Des figures internationales de poids ont également défendu Peltier, notamment les prix Nobel de la paix Rigoberta Menchú, Desmond Tutu, et Nelson Mandela. Des ONG comme Amnesty International le considèrent comme un prisonnier politique, et réclament à ce titre sa libération. Même l’Union Européenne s’est prononcée, à travers plusieurs votes du Parlement de Strasbourg, pour une révision de ce procès. Un exemple suivi par plusieurs parlements nationaux, notamment en Belgique et en France. Ces prises de positions s’assortissent souvent de considérations humanitaires, compte tenu des conditions de détention déplorables qui ont contribué à aggraver l’état de santé de M. Peltier. Depuis 2004, il fut nominé six fois pour le prix Nobel de la paix.
Même au sein de l’appareil judiciaire américain, des voix se sont élevées pour reconnaître le caractère inéquitable du procès. Déjà en 1985, le procureur Lynn Crooks admit devant la 8ème Cour d’Appel “ne pas savoir qui a tué ces agents “[2]. L’année suivante, la Cour, bien que rejetant l’appel de Peltier, reconnut que le juge en charge du dossier s’était égaré dans son jugement de 1977, et souligna la pression sur des témoins, les faux témoignages et la dissimulation des preuves à décharge. En 1995 enfin, l’officier chargé d’instruire le dossier Peltier devant la commission de libération sur parole précisa dans son rapport qu’il n’existait aucune preuve directe contre Peltier, et qu’il était impossible d’imputer les meurtres à qui que ce soit. Autant d’arguments qui laissèrent de marbre la commission, qui a jusqu’à présent systématiquement refusé de rouvrir le dossier.
Face à l’ampleur des soutiens et aux controverses entourant son procès, on peut s’interroger sur les raisons de l’intransigeance des autorités judiciaires. La plus évidente semble être la volonté de préserver leur crédibilité. En 1993, la commission de libération sur parole motiva son verdict négatif par le refus de Peltier d’avouer les faits reprochés. Argumentaire curieux, puisqu’assimilant l’innocence à un statut juridique plutôt que reposant sur des faits matériels. “Se proclamer innocent, c’est suggérer que le gouvernement a tort”, affirme Léonard Peltier dans une lettre ouverte. “Une telle insolence est invariablement punie par des réquisitions du ministère public en faveur de peines maximales” [3].
A cet argument juridique s’ajoute le malaise évident que constituerait pour les autorités américaines l’aveu d’un jugement purement politique. ” Aux USA, il ne peut par définition pas y avoir de prisonniers politiques. (…) Il est jugé trop controversé ne serait-ce que d’envisager publiquement que le gouvernement fédéral pourrait fabriquer et supprimer des preuves pour provoquer la défaite de ceux qu’il considère comme ennemis politiques”, ajoute Peltier.
Autre souci : éviter de remuer les fantômes d’un passé peu glorieux pour les autorités américaines.
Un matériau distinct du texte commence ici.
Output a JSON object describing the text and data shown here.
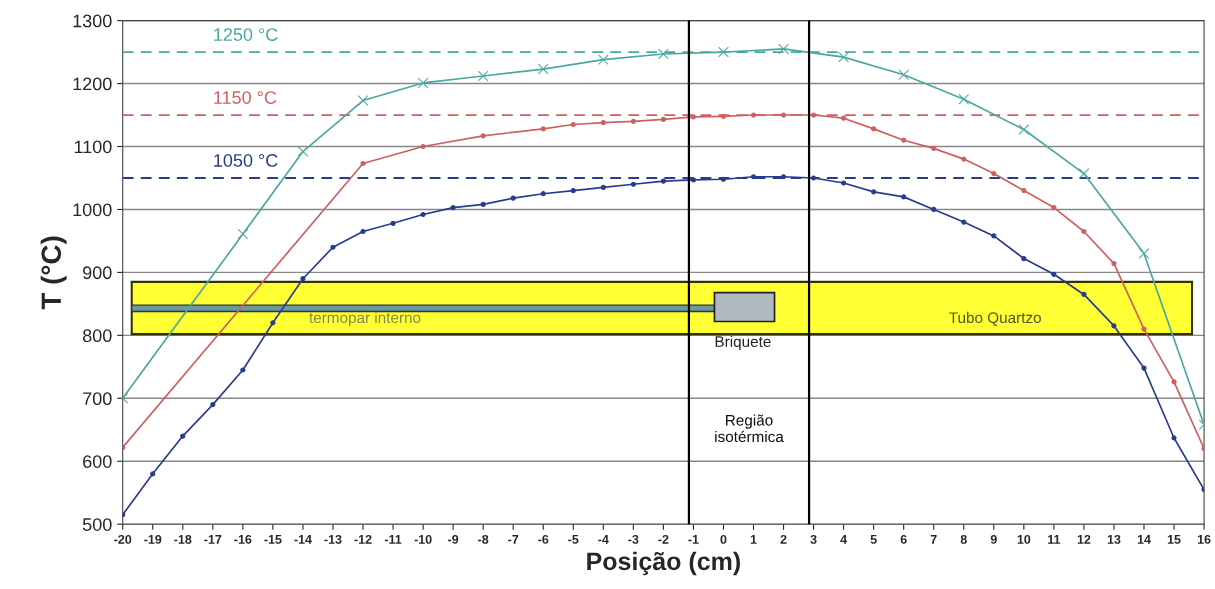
{
  "chart_data": {
    "type": "line",
    "xlabel": "Posição (cm)",
    "ylabel": "T (°C)",
    "xlim": [
      -20,
      16
    ],
    "xticks": [
      -20,
      -19,
      -18,
      -17,
      -16,
      -15,
      -14,
      -13,
      -12,
      -11,
      -10,
      -9,
      -8,
      -7,
      -6,
      -5,
      -4,
      -3,
      -2,
      -1,
      0,
      1,
      2,
      3,
      4,
      5,
      6,
      7,
      8,
      9,
      10,
      11,
      12,
      13,
      14,
      15,
      16
    ],
    "ylim": [
      500,
      1300
    ],
    "yticks": [
      500,
      600,
      700,
      800,
      900,
      1000,
      1100,
      1200,
      1300
    ],
    "grid": "y",
    "legend": false,
    "series": [
      {
        "color": "#4aa8a0",
        "marker": "cross",
        "x": [
          -20,
          -16,
          -14,
          -12,
          -10,
          -8,
          -6,
          -4,
          -2,
          0,
          2,
          4,
          6,
          8,
          10,
          12,
          14,
          16
        ],
        "values": [
          700,
          961,
          1092,
          1173,
          1201,
          1212,
          1223,
          1238,
          1247,
          1250,
          1255,
          1242,
          1214,
          1175,
          1127,
          1057,
          930,
          658
        ]
      },
      {
        "color": "#d06060",
        "marker": "circle",
        "x": [
          -20,
          -12,
          -10,
          -8,
          -6,
          -5,
          -4,
          -3,
          -2,
          -1,
          0,
          1,
          2,
          3,
          4,
          5,
          6,
          7,
          8,
          9,
          10,
          11,
          12,
          13,
          14,
          15,
          16
        ],
        "values": [
          622,
          1073,
          1100,
          1117,
          1128,
          1135,
          1138,
          1140,
          1143,
          1147,
          1148,
          1150,
          1150,
          1150,
          1145,
          1128,
          1110,
          1097,
          1080,
          1057,
          1030,
          1003,
          965,
          914,
          810,
          726,
          620
        ]
      },
      {
        "color": "#283c8c",
        "marker": "circle",
        "x": [
          -20,
          -19,
          -18,
          -17,
          -16,
          -15,
          -14,
          -13,
          -12,
          -11,
          -10,
          -9,
          -8,
          -7,
          -6,
          -5,
          -4,
          -3,
          -2,
          -1,
          0,
          1,
          2,
          3,
          4,
          5,
          6,
          7,
          8,
          9,
          10,
          11,
          12,
          13,
          14,
          15,
          16
        ],
        "values": [
          515,
          580,
          640,
          690,
          745,
          820,
          890,
          940,
          965,
          978,
          992,
          1003,
          1008,
          1018,
          1025,
          1030,
          1035,
          1040,
          1045,
          1047,
          1048,
          1052,
          1052,
          1050,
          1042,
          1028,
          1020,
          1000,
          980,
          958,
          922,
          897,
          865,
          815,
          748,
          637,
          555
        ]
      }
    ],
    "ref_lines": [
      {
        "axis": "y",
        "value": 1250,
        "label": "1250 °C",
        "color": "#4aa8a0",
        "line_style": "dashed"
      },
      {
        "axis": "y",
        "value": 1150,
        "label": "1150 °C",
        "color": "#d06060",
        "line_style": "dashed"
      },
      {
        "axis": "y",
        "value": 1050,
        "label": "1050 °C",
        "color": "#283c8c",
        "line_style": "dashed"
      },
      {
        "axis": "x",
        "value": -1.15,
        "color": "#000000",
        "line_style": "solid"
      },
      {
        "axis": "x",
        "value": 2.85,
        "color": "#000000",
        "line_style": "solid"
      }
    ],
    "annotations": [
      "Região\nisotérmica",
      "termopar interno",
      "Briquete",
      "Tubo Quartzo"
    ]
  }
}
Une révision du cas Peltier forcerait en effet ces dernières à se pencher sur leur répression menée à l’encontre des Indiens traditionnalistes des réserves. Et sur les actions peu avouables des services de sécurité intérieure dans le cadre du COINTELPRO.
S’ajoute un facteur purement politicien. Dans une Amérique du « Midwest » conservatrice et marquée par le mythe de la Frontière, la réputation de chasseur d’Indien peut servir une carrière politique. Ainsi, l’ancien gouverneur du Dakota du Sud se vanta-t-il d’avoir su convaincre le président Clinton, réputé proche des Amérindiens, de renoncer à grâcier Peltier. Cette présence de forces politiques hostiles aux autochtones est un élément non négligeable dans l’obstination sur le cas Peltier.
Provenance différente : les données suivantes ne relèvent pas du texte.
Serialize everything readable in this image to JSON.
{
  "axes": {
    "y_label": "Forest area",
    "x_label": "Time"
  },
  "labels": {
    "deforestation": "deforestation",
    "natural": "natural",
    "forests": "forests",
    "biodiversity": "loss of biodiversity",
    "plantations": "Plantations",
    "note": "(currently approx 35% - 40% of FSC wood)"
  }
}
Devant l’impasse juridique, le comité de soutien de Leonard Peltier s’est concentré sur la demande d’une grâce présidentielle. Grâce jusqu’à présent rejetée par tous les présidents. Les regards sont maintenant braqués sur l’attitude du président Obama.
La politique indienne d’Obama : Changement ou continuité ?
Lors de la campagne présidentielle de 2008, le candidat Obama était allé le plus loin dans ses propositions visant à améliorer le sort des Amérindiens. “Je sais ce que c’est que de lutter […] combien de fois on vous a oubliés, tout comme les Noirs ou d’autres groupes dans ce pays. Parce que j’ai vécu cela, je ne vous oublierai pas”, affirmait-il lors d’une réunion avec des chefs tribaux dans le Dakota du Sud[4]. La candidature de celui qui sera surnommé « aigle noir » par la tribu des Crows du Montana va bientôt susciter un enthousiasme inédit chez les nations indiennes, pourtant habituées aux discours creux de campagnes électorales et aux promesses non tenues.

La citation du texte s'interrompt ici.